The Indian Prime Minister said on November 10, 2001, while Ministers met in Doha:

“For most developing countries, the Uruguay Round had done little for economic growth, while poverty levels and income gaps have worsened…This is also why we have argued strongly that implementation issues should first be resolved before we try to widen the WTO agenda further. Our public is unwilling to accept another post-dated cheque, when an earlier one has bounced. »

Now, hopes are pinned on Agriculture. But the US is hiding behind the EC criticism on CAP reform while it’s own farmbill continues to allow dumping onto the world market and the EU cap reform will do nothing but shift support from one box to another. European NGOs say, the « The EU’s current proposal would in effect not commit the EU to do more than it is already doing. » And we all know that there will be no real change until after 2013.

Yet, both the US and the EU continue their quest for market access in Services, in Industrial products, in Agriculture from developing countries. In exchange for what? The Singapore Issues?

Norway’s State Secretary of Trade said yesterday in the opening of the Symposium, « It took 50 years to negotiate industrial tariffs. Agriculture has just started. These things take time. This is a real challenge to us due to our climate conditions and the special role of agriculture. »

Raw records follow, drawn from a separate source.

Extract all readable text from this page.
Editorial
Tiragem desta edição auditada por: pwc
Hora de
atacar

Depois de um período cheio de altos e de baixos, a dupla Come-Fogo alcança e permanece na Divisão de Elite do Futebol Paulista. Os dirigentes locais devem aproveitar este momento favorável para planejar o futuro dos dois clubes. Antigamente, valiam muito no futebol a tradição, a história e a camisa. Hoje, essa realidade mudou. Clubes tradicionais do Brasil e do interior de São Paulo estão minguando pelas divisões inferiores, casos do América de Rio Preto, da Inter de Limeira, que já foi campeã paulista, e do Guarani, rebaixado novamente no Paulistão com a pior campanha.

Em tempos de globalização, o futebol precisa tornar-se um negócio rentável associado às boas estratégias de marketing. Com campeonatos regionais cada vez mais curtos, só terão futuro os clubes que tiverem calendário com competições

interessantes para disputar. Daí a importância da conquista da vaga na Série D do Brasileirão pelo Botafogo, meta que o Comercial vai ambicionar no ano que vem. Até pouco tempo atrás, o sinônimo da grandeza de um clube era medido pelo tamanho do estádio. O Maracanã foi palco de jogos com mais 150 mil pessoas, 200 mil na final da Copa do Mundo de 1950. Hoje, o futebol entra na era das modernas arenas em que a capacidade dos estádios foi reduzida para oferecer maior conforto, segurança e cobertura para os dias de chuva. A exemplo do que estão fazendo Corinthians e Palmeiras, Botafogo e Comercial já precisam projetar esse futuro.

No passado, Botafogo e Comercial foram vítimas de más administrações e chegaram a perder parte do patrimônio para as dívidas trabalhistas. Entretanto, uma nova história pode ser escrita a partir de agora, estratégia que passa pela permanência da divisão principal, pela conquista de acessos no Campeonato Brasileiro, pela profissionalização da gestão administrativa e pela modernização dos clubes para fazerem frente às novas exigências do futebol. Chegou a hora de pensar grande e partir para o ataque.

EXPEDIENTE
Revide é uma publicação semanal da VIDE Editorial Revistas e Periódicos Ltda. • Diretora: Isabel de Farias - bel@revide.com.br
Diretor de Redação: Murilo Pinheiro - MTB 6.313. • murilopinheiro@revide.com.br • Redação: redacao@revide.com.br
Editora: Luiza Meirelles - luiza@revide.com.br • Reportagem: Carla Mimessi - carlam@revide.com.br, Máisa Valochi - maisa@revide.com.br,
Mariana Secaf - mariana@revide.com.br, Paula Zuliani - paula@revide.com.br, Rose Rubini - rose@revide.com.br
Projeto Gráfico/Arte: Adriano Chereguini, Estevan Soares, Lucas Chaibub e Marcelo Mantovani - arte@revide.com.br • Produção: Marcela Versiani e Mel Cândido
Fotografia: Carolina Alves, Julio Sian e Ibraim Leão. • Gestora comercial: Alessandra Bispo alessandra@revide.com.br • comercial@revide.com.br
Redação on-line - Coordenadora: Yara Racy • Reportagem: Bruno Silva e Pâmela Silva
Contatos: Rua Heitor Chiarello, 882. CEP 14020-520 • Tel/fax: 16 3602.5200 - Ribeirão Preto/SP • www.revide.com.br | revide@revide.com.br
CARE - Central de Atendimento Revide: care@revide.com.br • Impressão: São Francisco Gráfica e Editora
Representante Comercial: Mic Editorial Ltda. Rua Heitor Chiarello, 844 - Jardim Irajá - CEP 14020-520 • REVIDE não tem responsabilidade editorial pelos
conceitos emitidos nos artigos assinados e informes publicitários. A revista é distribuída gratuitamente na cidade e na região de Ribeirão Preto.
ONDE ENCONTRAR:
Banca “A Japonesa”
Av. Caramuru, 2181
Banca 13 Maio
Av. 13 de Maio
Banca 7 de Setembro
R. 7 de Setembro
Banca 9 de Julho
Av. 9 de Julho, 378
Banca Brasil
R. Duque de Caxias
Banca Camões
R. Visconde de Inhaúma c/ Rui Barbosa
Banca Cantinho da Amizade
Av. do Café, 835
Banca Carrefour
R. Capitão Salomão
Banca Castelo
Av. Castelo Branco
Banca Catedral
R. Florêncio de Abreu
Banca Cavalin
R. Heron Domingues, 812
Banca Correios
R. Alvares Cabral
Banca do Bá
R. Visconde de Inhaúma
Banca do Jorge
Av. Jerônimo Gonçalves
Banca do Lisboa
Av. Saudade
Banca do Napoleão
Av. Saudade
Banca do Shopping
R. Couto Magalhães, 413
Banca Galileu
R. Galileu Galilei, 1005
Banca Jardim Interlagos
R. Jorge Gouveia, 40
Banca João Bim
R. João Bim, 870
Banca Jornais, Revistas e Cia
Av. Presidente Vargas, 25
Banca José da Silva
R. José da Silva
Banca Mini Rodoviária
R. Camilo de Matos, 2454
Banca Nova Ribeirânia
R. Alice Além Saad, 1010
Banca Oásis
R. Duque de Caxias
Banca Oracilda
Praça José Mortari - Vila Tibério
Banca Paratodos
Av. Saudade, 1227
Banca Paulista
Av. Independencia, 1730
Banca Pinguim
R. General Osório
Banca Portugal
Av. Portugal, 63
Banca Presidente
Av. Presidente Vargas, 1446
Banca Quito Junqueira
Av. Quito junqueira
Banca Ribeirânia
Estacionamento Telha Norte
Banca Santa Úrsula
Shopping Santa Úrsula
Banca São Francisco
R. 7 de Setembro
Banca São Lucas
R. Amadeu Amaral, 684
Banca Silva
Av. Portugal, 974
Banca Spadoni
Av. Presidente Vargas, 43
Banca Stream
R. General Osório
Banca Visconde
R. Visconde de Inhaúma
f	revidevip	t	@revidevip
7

The question to ask Norway, then, (who is also a proponent of investment) : Is Norway willing to support LDCs, most African countries, Caribbean countries and many Asian countries who are saying we need more time to assess development implications of these issues in the WTO arena ? There is a special role for investment in developing countries, and they should have the right to decide in which fora and at what pace they should handle investment. We should first deal with the problems at hand with existing agreements.

A final note on technical assistance (TA), since it is often used as an excuse to introduce the Singapore issues at the WTO and within the trade departments of member state governments. According to the WTO Technical Cooperation Audit report handed to member states on the evaluation of such technical assistance activities for 2002, « “The current evaluation system does not provide evidence of the sustainability of the results since it stops where the TA ends. Indeed, sustainability can only be verified through ex-post evaluations taking place one-two years after the completion of the TA. Such evaluations may generate valuable information, but cannot be carried out without additional resources. In any case, there is little point in measuring the sustainability of individual activities, which are too short and specialized to have much long-term impact; that is not even their aim normally. »

WTO documents further admit that the Technical Assistance is quantity based and not on quality : “The emphasis in the prevailing approach to TA in the WTO is on quantity. This is perhaps not surprising given the demand-driven notion. But within this there is a need to focus also on the quality of the capacity-building. Squeezing complex issues into 2-3 days when they need five, not providing an administrative assistant for regional seminars, reinventing presentations with each resource person who deals with a given subject, and omitting to make reference to local/regional issues, all detract from quality. »

For all of the reasons we have heard today and the fact that the process leading up to Cancun is extremely untransparent and problematic, we must oppose a fast track approach to modalties for the Singapore Issues in Cancun. It is imperative for democracies everywhere.